Guest More than 1 year ago
Across the Wide River is a work of fiction, but based on a real family, the Rankin Family, living in a time of slavery and abolition. The story, with its rich descriptions, draws you into the struggle for freedom so much so that you feel the anquish and intense longing of those desiring freedom and those who work so valiantly to secure that goal. Stephanie Reed introduces us to Lowry Rankin, nothing but a boy in the beginning of the book, who must face constant danger and moral dilemmas when confronted with the reality of the 'family business.' Will he become a preacher and abolitionist like his father? Or will his shyness overtake his desire to help the slaves and preach the Word of God? This is a story of courage and compassion with even a pinch of romance, but most of all - a story that won't be forgotten. Join Lowry in his adventures, and journey Across the Wide River.
Guest More than 1 year ago
Though this is considered fiction, it is more like truth wrapped in fiction elements.

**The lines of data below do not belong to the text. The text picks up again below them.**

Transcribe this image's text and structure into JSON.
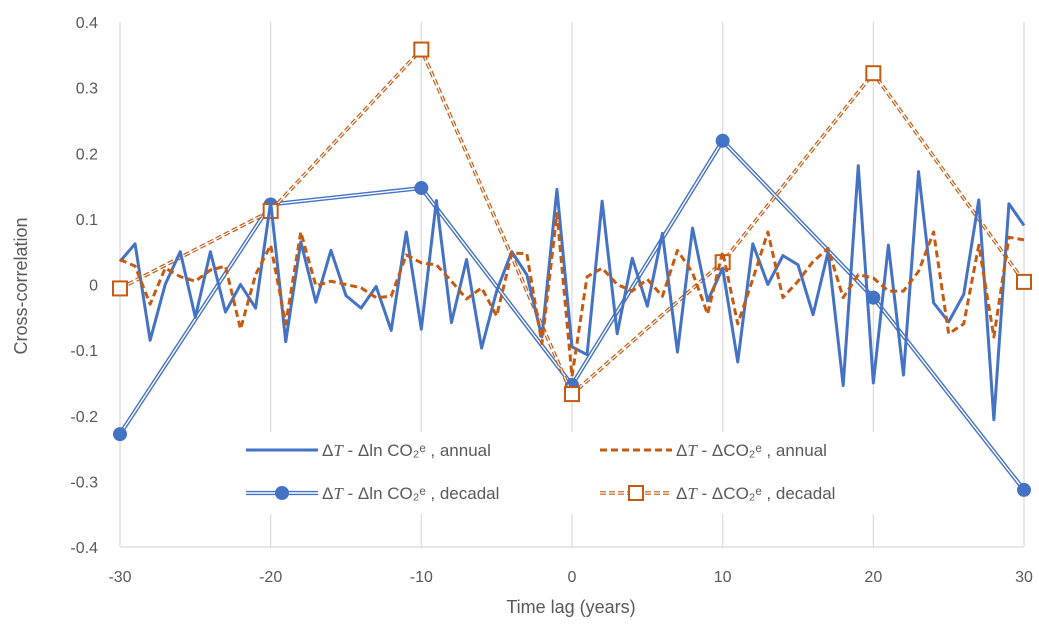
{
  "chart_data": {
    "type": "line",
    "title": "",
    "xlabel": "Time lag (years)",
    "ylabel": "Cross-correlation",
    "xlim": [
      -30,
      30
    ],
    "ylim": [
      -0.4,
      0.4
    ],
    "x_ticks": [
      -30,
      -20,
      -10,
      0,
      10,
      20,
      30
    ],
    "y_ticks": [
      0.4,
      0.3,
      0.2,
      0.1,
      0,
      -0.1,
      -0.2,
      -0.3,
      -0.4
    ],
    "x_tick_labels": [
      "-30",
      "-20",
      "-10",
      "0",
      "10",
      "20",
      "30"
    ],
    "y_tick_labels": [
      "0.4",
      "0.3",
      "0.2",
      "0.1",
      "0",
      "-0.1",
      "-0.2",
      "-0.3",
      "-0.4"
    ],
    "grid": "vertical major gridlines",
    "legend_position": "bottom-center inside plot",
    "series": [
      {
        "name": "ΔT - Δln CO₂ᵉ , annual",
        "legend_parts": {
          "var": "T",
          "rest": " - Δln CO₂ᵉ , annual"
        },
        "color": "#4472C4",
        "style": "solid",
        "x": [
          -30,
          -29,
          -28,
          -27,
          -26,
          -25,
          -24,
          -23,
          -22,
          -21,
          -20,
          -19,
          -18,
          -17,
          -16,
          -15,
          -14,
          -13,
          -12,
          -11,
          -10,
          -9,
          -8,
          -7,
          -6,
          -5,
          -4,
          -3,
          -2,
          -1,
          0,
          1,
          2,
          3,
          4,
          5,
          6,
          7,
          8,
          9,
          10,
          11,
          12,
          13,
          14,
          15,
          16,
          17,
          18,
          19,
          20,
          21,
          22,
          23,
          24,
          25,
          26,
          27,
          28,
          29,
          30
        ],
        "y": [
          0.035,
          0.062,
          -0.085,
          0.0,
          0.05,
          -0.05,
          0.05,
          -0.042,
          0.0,
          -0.036,
          0.126,
          -0.087,
          0.065,
          -0.027,
          0.052,
          -0.017,
          -0.036,
          -0.003,
          -0.07,
          0.08,
          -0.068,
          0.128,
          -0.058,
          0.038,
          -0.097,
          -0.01,
          0.05,
          0.015,
          -0.08,
          0.145,
          -0.095,
          -0.107,
          0.127,
          -0.075,
          0.04,
          -0.033,
          0.078,
          -0.103,
          0.086,
          -0.025,
          0.025,
          -0.118,
          0.062,
          0.0,
          0.044,
          0.03,
          -0.046,
          0.05,
          -0.154,
          0.181,
          -0.15,
          0.06,
          -0.138,
          0.172,
          -0.028,
          -0.057,
          -0.015,
          0.129,
          -0.206,
          0.123,
          0.09
        ]
      },
      {
        "name": "ΔT - ΔCO₂ᵉ , annual",
        "legend_parts": {
          "var": "T",
          "rest": " - ΔCO₂ᵉ , annual"
        },
        "color": "#C55A11",
        "style": "dashed",
        "x": [
          -30,
          -29,
          -28,
          -27,
          -26,
          -25,
          -24,
          -23,
          -22,
          -21,
          -20,
          -19,
          -18,
          -17,
          -16,
          -15,
          -14,
          -13,
          -12,
          -11,
          -10,
          -9,
          -8,
          -7,
          -6,
          -5,
          -4,
          -3,
          -2,
          -1,
          0,
          1,
          2,
          3,
          4,
          5,
          6,
          7,
          8,
          9,
          10,
          11,
          12,
          13,
          14,
          15,
          16,
          17,
          18,
          19,
          20,
          21,
          22,
          23,
          24,
          25,
          26,
          27,
          28,
          29,
          30
        ],
        "y": [
          0.038,
          0.028,
          -0.03,
          0.025,
          0.012,
          0.005,
          0.022,
          0.028,
          -0.068,
          0.015,
          0.06,
          -0.06,
          0.08,
          -0.002,
          0.005,
          0.0,
          -0.005,
          -0.02,
          -0.018,
          0.045,
          0.033,
          0.03,
          0.005,
          -0.022,
          -0.005,
          -0.048,
          0.048,
          0.047,
          -0.09,
          0.108,
          -0.14,
          0.012,
          0.025,
          0.0,
          -0.01,
          0.008,
          -0.018,
          0.052,
          0.018,
          -0.045,
          0.05,
          -0.06,
          0.008,
          0.08,
          -0.02,
          0.005,
          0.035,
          0.055,
          -0.02,
          0.015,
          0.01,
          -0.01,
          -0.01,
          0.02,
          0.08,
          -0.075,
          -0.06,
          0.06,
          -0.08,
          0.072,
          0.068
        ]
      },
      {
        "name": "ΔT - Δln CO₂ᵉ , decadal",
        "legend_parts": {
          "var": "T",
          "rest": " - Δln CO₂ᵉ , decadal"
        },
        "color": "#4472C4",
        "style": "double-line with circle markers",
        "x": [
          -30,
          -20,
          -10,
          0,
          10,
          20,
          30
        ],
        "y": [
          -0.228,
          0.122,
          0.147,
          -0.153,
          0.219,
          -0.02,
          -0.313
        ]
      },
      {
        "name": "ΔT - ΔCO₂ᵉ , decadal",
        "legend_parts": {
          "var": "T",
          "rest": " - ΔCO₂ᵉ , decadal"
        },
        "color": "#C55A11",
        "style": "double-dashed with square markers",
        "x": [
          -30,
          -20,
          -10,
          0,
          10,
          20,
          30
        ],
        "y": [
          -0.006,
          0.112,
          0.358,
          -0.167,
          0.034,
          0.322,
          0.004
        ]
      }
    ]
  }
}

The story is true and told in a way that draws the reader into the struggle for freedom, the role of the Underground Railroad and one family on that journey. The story follows the early life of a very real historical person, Lowry Rankin, his growth into becoming a part of his parent¿s mission to rescue slaves and send them north. It is a story of incredible courage and endurance, of struggle and conscience. This is a story, a real story that we must not forget, told with compassion and a feel for the time and the people. This should be in every school and library.